La robiola è un formaggio fresco a pasta molle, privo di crosta. Si tratta di un prodotto tipico del nord Italia, in particolare della provincia di Pavia. Una varietà di questo formaggio è stata anche inserita nell’elenco dei prodotti italiani DOP, denominazione di origine protetta: si tratta della Robiola di Roccaverano, un comune in provincia di Asti. Questo formaggio viene lavorato seguendo uno specifico disciplinare pubblicato dal Ministero delle Politiche Agricole nel 2006. La Robiola di Roccaverano può essere prodotta con latte caprino, vaccino e ovino: l’essenziale è che almeno il 50% del latte utilizzato sia di capra, il restante 50% potrebbe essere sia di pecora che di vacca.

La robiola ha un gusto piuttosto delicato pertanto è apprezzato da tutti, inoltre la sua cremosità lo rende anche un buon ingrediente per molte ricette: vediamo quali sono le caratteristiche di questo formaggio e come utilizzarlo per la preparazione di un primo colorato e cremoso.

Calorie e valori nutrizionali

La robiola è un formaggio a tutti gli effetti, nonostante sia spesso scambiato per un latticino magro: una porzione da 100 g robiola apportano 335 kcal.

Come gli altri formaggi, anche la robiola è una fonte prevalentemente di proteine, il 6,4% del peso, e di grassi, il 33% del peso.Le proteine apportate sono altamente digeribili e ad alto valore biologico, ossia ricche di aminoacidi essenziali. I lipidi sono per la maggior parte saturi. Si tratta di macro-nutrienti che andrebbero assunti con moderazione da tutti: un eccesso di grassi saturi nella dieta aumenta il rischio di soffrire di malattie cardiovascolari anche gravi. La robiola, inoltre, contiene anche una certa quantità di colesterolo: una porzione da 100 g ne contiene 90 mg, ossia il 30% della massima quantità quotidiana di colesterolo da assumersi con l’alimentazione.

Secondo i principi della dieta mediterranea, latte, formaggio o altri latticini andrebbero consumati giornalmente. Latte o yogurt a colazione anche ogni giorno e una porzione di formaggio, 50 g per quello stagionato e 100 g per quello fresco, potrebbero essere la fonte principale di proteine e grassi in un pasto al massimo 4 volte alla settimana.

Pasta integrale colorata alla robiola

La pasta condita con le verdure e la robiola è un primo colorato e cremoso che apporta una buona quantità di fibre alimentari e, grazie alla presenza della robiola, anche di proteine. Il formaggio come sempre contiene anche una discreta quantità di sale, pertanto non sarà necessario salare il condimento.

Ingredienti per 4 persone:

  • 320 g di spaghetti integrali;
  • 300 g di zucchine;
  • 300 g di carote;
  • 200 g di pomodorini maturi;
  • 100 g di robiola;
  • 20 g di cipolla sminuzzata;
  • un cucchiaio di olio extra vergine di oliva.

Tagliate le zucchine a rondelle e mettetele in una padella antiaderente con le carote tagliate, sempre a rondelle, i pomodorini divisi a metà e la cipolla sminuzzata. Aggiungete l’olio e fate cuocere per 15 minuti a fiamma media mescolando di tanto in tanto.
Nel frattempo cuocete la pasta, quindi scolatela nel condimento e saltate in padella aggiungendo la robiola. Amalgamante e servite caldo.
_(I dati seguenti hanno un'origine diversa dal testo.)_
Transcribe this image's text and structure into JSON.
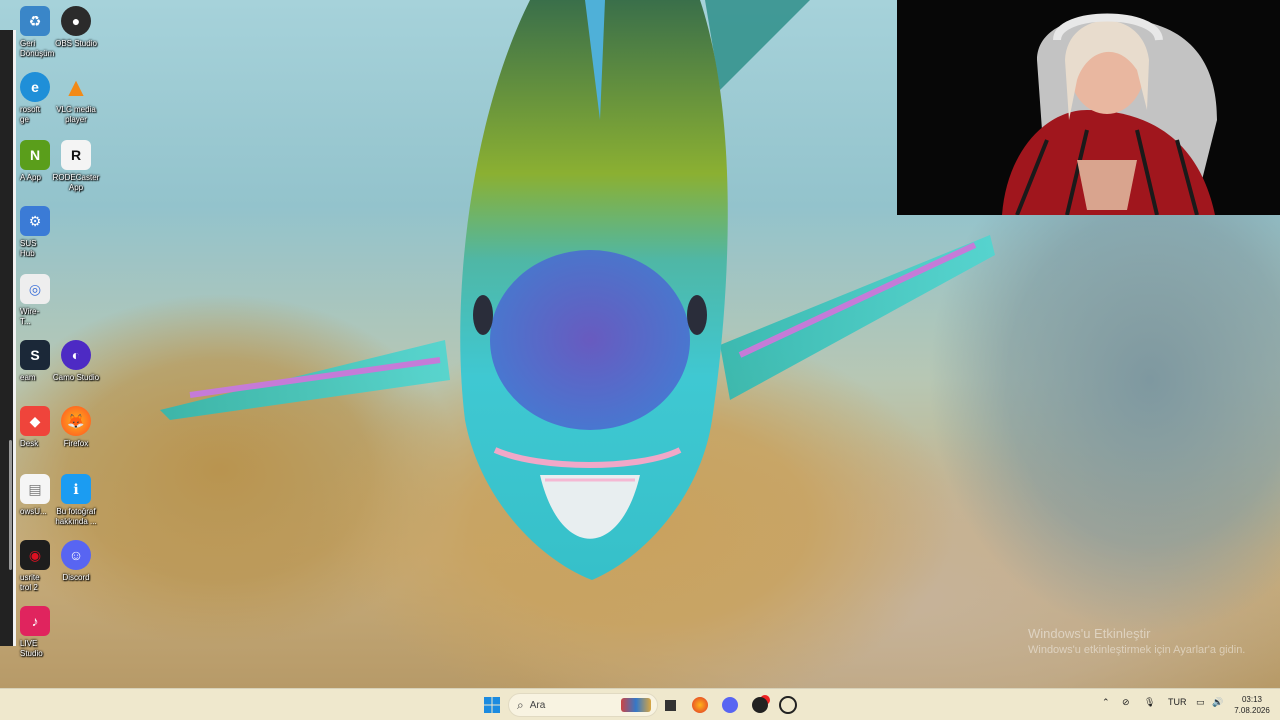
{
  "desktop": {
    "wallpaper": "parrotfish-underwater",
    "icons_col1": [
      {
        "name": "recycle-bin-icon",
        "label": "Geri\nDönüşüm",
        "color": "#3a86c8",
        "glyph": "♻"
      },
      {
        "name": "edge-icon",
        "label": "rosoft\nge",
        "color": "#1f8fd8",
        "glyph": "e"
      },
      {
        "name": "nvidia-icon",
        "label": "A App",
        "color": "#5a9e1b",
        "glyph": "N"
      },
      {
        "name": "asus-icon",
        "label": "SUS\nHub",
        "color": "#3b7bd6",
        "glyph": "⚙"
      },
      {
        "name": "wiretap-icon",
        "label": "Wire-T...",
        "color": "#eeeeee",
        "glyph": "◎"
      },
      {
        "name": "steam-icon",
        "label": "eam",
        "color": "#1b2838",
        "glyph": "S"
      },
      {
        "name": "anydesk-icon",
        "label": "Desk",
        "color": "#ef443b",
        "glyph": "◆"
      },
      {
        "name": "file-icon",
        "label": "owsU...",
        "color": "#f5f5f5",
        "glyph": "▤"
      },
      {
        "name": "focusrite-icon",
        "label": "usrite\ntrol 2",
        "color": "#1d1d1d",
        "glyph": "◉"
      },
      {
        "name": "tiktok-live-icon",
        "label": "LIVE\nStudio",
        "color": "#e0245e",
        "glyph": "♪"
      }
    ],
    "icons_col2": [
      {
        "name": "obs-studio-icon",
        "label": "OBS Studio",
        "color": "#2b2b2b",
        "glyph": "●"
      },
      {
        "name": "vlc-icon",
        "label": "VLC media\nplayer",
        "color": "#f28a17",
        "glyph": "▲"
      },
      {
        "name": "rodecaster-icon",
        "label": "RODECaster\nApp",
        "color": "#f4f4f4",
        "glyph": "R"
      },
      {
        "name": "camo-studio-icon",
        "label": "Camo Studio",
        "color": "#4d2ac4",
        "glyph": "◐"
      },
      {
        "name": "firefox-icon",
        "label": "Firefox",
        "color": "#ff7b1c",
        "glyph": "🦊"
      },
      {
        "name": "spotlight-icon",
        "label": "Bu fotoğraf\nhakkında ...",
        "color": "#1b9cf2",
        "glyph": "ℹ"
      },
      {
        "name": "discord-icon",
        "label": "Discord",
        "color": "#5865f2",
        "glyph": "☺"
      }
    ]
  },
  "watermark": {
    "line1": "Windows'u Etkinleştir",
    "line2": "Windows'u etkinleştirmek için Ayarlar'a gidin."
  },
  "taskbar": {
    "search_placeholder": "Ara",
    "language": "TUR",
    "time": "03:13",
    "date": "7.08.2026"
  }
}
La quantità di formaggio contenuta nella ricetta è sufficiente per dare sapore e amalgamenre il condimento, tuttavia non si può considerare una quantità adatta a soddisfare il fabbisogno di proteine di un pasto. Questa pasta, in accordo con il modello della dieta mediterranea, è un primo piatto e potrebbe essere servita una insalata di verdure fresche e soia.